Today’s project is a really fun one: a Trinket-based LED paintbrush for light painting.

Overview

The Light Paintbrush lets you do light painting in different colours. Light painting is a technique where you take a long-exposure photo in a dark area while moving a light source of some sort, and you wind up drawing with the light source.

The Light Paintbrush uses an RGB NeoPixel LED, a dial, and three buttons to let you choose the colour you draw with, and paint your heart out. The buttons select the mode, and the dial has different functions based on the mode.

Light Paintbrush, built on a breadboard Light Paintbrush, built on a breadboard Long exposure photo - 'Light Painting' Long exposure photo - schematic symbol of an op amp Long exposure photo - 'Merry Christmas' Long exposure photo - 'Neopixel' Long exposure photo - 'Build Something'

It has three modes:

  • Paint mode - where the dial selects the colour, and the colour is shown at full brightness
  • Preview mode - where the dial selects the colour, and the colour is shown at half brightness. This is to let you see what colour you’re going to draw with, without affecting the picture you’re drawing as much.
  • Colour wheel mode - where the colour automatically fades from one to the next, and the dial chooses the speed that it changes at.

To actually take the picture, you can use any camera or app that supports long exposure or bulb exposure. I used an app called SlowShutter on my iPhone, and set it for Light Trails, and Unlimited Exposure. That way, I set when it should start the exposure, and when it ends, by tapping a button on the screen. You can also do timed exposure. You’ll have to find out what works with your phone or camera.

Parts list

Three buttons One 5V Adafruit Trinket One 8mm through-hole NeoPixel Three 10K ohm resistors One 100 ohm resistor One 10K potentiometer One 3xAAA holder with switch One Adafruit 1/4 size prototyping board

Hardware setup

The hardware setup is pretty simple - three buttons to ground (Paint on pin #0, Preview on pin #4, Colour whele on pin #2), each with a 10K pull-up resistor, a 100 ohm resistor between the Trinket (pin #1) and the data in pin of the NeoPixel, and the potentiometer connected from 5V to Ground, with the wiper connected to pin #3 on the Trinket. The Fritzing diagram below shows the setup on a breadboard.

Schematic

The Fritzing file and Arduino code can be downloaded from our GitHub.

I prototyped it on a breadboard, and eventually transferred it to a prototyping board to be more permanent. Photos can be seen in the gallery above.

Software setup

First, you’ll need the Arduino software on your computer set up to use the Trinket. Also, you’ll need to set up your Arduino software on your computer to use the Adafruit NeoPixel library. The Arduino sketch for this project can be downloaded from our GitHub. Load the code into your Trinket as per Adafruit’s instructions.

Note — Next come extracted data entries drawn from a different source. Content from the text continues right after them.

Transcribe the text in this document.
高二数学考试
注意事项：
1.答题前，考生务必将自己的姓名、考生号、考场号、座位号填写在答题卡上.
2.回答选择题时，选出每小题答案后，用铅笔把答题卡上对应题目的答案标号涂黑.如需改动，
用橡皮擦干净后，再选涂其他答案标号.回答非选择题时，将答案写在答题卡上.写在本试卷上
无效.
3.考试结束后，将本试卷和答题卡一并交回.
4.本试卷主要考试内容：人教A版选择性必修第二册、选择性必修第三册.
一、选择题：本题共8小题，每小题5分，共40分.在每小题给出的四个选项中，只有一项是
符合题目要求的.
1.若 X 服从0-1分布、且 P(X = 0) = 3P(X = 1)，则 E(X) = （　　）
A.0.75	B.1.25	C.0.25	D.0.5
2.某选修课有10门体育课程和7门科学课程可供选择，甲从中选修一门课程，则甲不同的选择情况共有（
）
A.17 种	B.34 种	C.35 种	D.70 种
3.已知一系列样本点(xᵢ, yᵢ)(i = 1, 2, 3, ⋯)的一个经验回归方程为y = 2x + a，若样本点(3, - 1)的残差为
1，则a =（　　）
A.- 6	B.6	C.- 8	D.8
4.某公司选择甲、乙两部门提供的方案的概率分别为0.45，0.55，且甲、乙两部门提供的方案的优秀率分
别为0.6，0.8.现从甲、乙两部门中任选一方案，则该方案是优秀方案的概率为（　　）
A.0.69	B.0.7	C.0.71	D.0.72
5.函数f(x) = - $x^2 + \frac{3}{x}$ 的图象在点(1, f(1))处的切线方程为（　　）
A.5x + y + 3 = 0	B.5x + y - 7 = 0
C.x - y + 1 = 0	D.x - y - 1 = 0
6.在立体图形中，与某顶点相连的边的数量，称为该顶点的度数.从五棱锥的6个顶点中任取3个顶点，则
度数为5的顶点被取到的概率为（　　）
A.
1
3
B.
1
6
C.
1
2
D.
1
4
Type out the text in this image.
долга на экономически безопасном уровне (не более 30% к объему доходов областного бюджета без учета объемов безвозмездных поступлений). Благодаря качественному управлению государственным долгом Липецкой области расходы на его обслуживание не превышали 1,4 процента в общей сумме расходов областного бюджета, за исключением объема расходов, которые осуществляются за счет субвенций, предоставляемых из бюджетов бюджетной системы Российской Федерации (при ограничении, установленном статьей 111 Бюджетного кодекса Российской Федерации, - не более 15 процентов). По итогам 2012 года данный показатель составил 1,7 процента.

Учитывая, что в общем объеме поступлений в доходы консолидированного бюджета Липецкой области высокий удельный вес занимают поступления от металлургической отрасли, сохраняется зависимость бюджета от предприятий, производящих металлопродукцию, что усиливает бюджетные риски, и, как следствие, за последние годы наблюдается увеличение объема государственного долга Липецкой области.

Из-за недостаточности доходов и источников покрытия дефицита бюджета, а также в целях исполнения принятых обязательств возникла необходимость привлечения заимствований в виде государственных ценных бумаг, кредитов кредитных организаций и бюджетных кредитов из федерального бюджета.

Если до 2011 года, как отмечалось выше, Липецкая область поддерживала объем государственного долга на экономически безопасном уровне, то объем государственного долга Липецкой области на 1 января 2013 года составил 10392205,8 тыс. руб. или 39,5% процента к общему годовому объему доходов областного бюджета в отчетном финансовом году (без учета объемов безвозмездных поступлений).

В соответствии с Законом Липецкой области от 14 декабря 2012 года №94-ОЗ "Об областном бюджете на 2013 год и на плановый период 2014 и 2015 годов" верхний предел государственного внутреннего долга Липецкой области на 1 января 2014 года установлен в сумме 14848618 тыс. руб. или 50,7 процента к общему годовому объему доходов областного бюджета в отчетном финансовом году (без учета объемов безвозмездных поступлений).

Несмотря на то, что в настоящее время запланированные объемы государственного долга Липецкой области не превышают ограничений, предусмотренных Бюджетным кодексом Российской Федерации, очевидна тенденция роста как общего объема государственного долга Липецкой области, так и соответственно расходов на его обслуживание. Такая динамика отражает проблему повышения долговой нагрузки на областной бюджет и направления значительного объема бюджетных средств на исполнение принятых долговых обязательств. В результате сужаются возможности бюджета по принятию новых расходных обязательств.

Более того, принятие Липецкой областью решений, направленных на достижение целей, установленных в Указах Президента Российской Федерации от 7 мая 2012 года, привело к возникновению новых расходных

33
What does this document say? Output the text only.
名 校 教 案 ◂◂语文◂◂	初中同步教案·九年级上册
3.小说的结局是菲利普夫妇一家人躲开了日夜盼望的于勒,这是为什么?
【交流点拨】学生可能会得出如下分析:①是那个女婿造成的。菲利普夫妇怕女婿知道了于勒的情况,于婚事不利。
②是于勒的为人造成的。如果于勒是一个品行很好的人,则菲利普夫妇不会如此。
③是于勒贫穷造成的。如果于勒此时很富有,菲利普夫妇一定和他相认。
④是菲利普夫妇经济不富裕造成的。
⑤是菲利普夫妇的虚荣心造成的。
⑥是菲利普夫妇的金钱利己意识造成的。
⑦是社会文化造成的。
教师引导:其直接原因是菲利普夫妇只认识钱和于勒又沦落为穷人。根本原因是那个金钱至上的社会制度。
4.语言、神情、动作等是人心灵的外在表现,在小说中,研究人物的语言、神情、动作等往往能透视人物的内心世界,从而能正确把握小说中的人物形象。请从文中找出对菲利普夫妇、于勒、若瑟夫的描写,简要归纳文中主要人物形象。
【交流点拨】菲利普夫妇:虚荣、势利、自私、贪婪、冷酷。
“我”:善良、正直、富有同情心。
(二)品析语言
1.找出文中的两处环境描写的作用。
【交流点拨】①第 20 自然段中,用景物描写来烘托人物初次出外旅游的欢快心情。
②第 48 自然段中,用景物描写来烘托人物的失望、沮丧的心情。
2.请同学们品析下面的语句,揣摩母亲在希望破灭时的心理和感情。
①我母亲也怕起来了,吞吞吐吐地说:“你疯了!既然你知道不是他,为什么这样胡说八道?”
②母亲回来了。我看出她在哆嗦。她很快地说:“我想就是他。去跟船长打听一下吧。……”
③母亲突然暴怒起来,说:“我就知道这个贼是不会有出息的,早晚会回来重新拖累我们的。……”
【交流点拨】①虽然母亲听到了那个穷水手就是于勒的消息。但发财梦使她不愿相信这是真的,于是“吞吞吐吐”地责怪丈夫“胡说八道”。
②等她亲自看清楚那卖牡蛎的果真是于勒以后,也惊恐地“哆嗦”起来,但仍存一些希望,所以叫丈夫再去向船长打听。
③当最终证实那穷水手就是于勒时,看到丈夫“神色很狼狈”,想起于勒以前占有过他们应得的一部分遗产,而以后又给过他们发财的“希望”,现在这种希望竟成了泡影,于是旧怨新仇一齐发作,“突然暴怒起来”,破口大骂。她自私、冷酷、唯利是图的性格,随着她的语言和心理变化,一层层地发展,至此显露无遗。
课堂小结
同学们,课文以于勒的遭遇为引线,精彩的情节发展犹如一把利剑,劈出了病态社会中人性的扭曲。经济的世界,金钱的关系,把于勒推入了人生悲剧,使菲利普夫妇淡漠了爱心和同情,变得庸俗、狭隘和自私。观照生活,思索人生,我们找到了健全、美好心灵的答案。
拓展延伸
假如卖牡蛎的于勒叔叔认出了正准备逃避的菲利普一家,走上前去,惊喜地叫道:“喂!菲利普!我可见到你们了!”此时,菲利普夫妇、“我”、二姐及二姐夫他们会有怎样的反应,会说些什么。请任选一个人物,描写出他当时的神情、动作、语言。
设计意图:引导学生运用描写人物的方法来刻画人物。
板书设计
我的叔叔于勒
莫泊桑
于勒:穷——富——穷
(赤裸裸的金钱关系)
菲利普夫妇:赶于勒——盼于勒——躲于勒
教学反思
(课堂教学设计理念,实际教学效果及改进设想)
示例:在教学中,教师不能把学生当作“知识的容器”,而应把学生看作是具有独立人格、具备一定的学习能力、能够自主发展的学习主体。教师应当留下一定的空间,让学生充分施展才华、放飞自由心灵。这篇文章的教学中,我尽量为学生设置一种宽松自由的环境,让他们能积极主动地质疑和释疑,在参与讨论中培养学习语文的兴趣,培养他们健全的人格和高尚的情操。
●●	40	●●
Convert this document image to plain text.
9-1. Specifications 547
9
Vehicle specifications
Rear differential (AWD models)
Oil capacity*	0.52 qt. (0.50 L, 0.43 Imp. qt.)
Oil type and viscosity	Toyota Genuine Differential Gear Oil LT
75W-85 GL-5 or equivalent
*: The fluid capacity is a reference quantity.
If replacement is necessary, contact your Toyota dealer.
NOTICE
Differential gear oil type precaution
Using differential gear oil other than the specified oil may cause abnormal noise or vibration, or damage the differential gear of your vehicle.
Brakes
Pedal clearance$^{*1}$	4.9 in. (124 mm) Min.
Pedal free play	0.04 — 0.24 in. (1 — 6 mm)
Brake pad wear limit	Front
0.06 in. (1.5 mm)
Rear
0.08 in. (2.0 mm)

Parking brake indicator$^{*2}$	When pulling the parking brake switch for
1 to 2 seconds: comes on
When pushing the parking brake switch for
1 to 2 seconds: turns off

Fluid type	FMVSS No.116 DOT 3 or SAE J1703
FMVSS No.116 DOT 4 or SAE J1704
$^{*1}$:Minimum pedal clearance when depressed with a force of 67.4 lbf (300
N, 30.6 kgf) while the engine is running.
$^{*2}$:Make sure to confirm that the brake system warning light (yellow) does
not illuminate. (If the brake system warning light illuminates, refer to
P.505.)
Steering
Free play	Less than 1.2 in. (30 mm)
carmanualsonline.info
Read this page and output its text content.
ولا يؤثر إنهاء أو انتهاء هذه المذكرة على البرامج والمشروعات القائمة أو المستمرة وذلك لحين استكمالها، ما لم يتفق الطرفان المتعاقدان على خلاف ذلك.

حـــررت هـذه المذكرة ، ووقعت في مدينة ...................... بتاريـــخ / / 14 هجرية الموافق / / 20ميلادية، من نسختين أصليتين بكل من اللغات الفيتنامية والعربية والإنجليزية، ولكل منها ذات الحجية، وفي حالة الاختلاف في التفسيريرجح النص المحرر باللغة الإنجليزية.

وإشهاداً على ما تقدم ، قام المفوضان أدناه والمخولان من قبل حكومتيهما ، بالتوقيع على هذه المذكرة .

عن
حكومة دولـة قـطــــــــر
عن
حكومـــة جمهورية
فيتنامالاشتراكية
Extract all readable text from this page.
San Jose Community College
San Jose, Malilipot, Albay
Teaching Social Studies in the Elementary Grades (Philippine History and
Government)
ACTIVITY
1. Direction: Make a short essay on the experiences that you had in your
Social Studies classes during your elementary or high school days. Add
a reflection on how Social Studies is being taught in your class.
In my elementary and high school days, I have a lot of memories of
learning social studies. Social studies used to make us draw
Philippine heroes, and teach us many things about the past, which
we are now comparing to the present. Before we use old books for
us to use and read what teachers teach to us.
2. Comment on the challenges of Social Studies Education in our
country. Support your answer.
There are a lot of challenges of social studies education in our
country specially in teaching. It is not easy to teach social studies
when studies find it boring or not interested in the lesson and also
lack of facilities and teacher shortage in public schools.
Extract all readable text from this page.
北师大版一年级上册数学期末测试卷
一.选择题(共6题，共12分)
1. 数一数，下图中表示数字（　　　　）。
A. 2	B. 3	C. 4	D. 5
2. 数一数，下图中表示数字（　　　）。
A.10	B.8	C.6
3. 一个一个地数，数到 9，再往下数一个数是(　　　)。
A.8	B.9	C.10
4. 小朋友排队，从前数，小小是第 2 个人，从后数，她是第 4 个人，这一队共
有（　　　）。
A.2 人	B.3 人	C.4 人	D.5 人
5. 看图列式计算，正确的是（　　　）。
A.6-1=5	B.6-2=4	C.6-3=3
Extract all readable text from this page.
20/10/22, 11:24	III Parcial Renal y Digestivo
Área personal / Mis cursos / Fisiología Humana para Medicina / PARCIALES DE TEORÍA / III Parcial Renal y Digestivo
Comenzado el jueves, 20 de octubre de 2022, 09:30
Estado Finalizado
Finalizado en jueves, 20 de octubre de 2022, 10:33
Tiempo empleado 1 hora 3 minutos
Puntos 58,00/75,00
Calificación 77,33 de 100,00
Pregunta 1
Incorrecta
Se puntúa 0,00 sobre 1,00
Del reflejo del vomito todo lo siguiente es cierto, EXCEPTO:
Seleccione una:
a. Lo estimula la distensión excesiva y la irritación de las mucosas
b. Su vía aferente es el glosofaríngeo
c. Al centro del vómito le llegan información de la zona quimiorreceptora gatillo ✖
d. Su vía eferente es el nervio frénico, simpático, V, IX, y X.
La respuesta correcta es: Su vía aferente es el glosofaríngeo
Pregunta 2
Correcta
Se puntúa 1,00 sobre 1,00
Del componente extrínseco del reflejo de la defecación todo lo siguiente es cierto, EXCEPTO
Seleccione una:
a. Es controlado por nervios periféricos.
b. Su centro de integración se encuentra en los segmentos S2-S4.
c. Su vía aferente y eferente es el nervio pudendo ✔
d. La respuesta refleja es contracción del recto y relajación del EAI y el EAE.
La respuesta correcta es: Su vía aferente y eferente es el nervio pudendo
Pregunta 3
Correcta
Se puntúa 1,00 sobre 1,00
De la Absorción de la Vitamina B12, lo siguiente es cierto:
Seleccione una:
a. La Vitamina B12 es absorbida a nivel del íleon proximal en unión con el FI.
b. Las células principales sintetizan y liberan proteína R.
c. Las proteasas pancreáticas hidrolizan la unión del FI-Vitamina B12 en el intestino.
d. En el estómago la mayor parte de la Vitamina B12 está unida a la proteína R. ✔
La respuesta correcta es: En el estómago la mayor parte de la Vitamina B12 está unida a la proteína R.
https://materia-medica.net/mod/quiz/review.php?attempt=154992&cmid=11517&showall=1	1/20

Note that your Trinket cannot be connected to the rest of the circuit when you’re loading code to it, as we’re using the pins that it uses for USB for other things. So unplug your Trinket, connect it to USB, load the code onto it, unplug it from USB, and put it back in the circuit.

The software does some interesting things - it does not, for example, work directly with Red, Green and Blue colours, as a lot of systems do, but rather manipulates them as HSV - Hue, Saturation and Value. This lets us maintain a consistent brightness between colours, and fade between them much more cleanly. Darcy White has a good article about why you want to use HSV/HSI, and about colour mixing in general. I borrowed some code from Kasper Kamperman to do the conversion on the Trinket.

Future plans

This project is TONS OF FUN to use, but there are a few things to improve. I’d like to make the overall form factor a little easier to work with, and maybe make the power source (currently 3 AAAs) a bit smaller. Also, the 10K resistor - which is what I had, and had a nice knob on it - is too close to the internal impedance of the ADC in the Trinket’s microcontroller. What this means is that microcontroller heavily affects the reading of the dial, and we get non-linear behaviour. There’s an easy fix for that - use a 500 ohm or 1K ohm potentiometer instead - but I don’t have one on me.

I do plan to make a Version 2 of this project, so watch this space. Maybe some colour preset buttons for faster switching?

Conclusion

This was a lot of fun to build, and a ton of fun to test - I really hope you try it out yourself.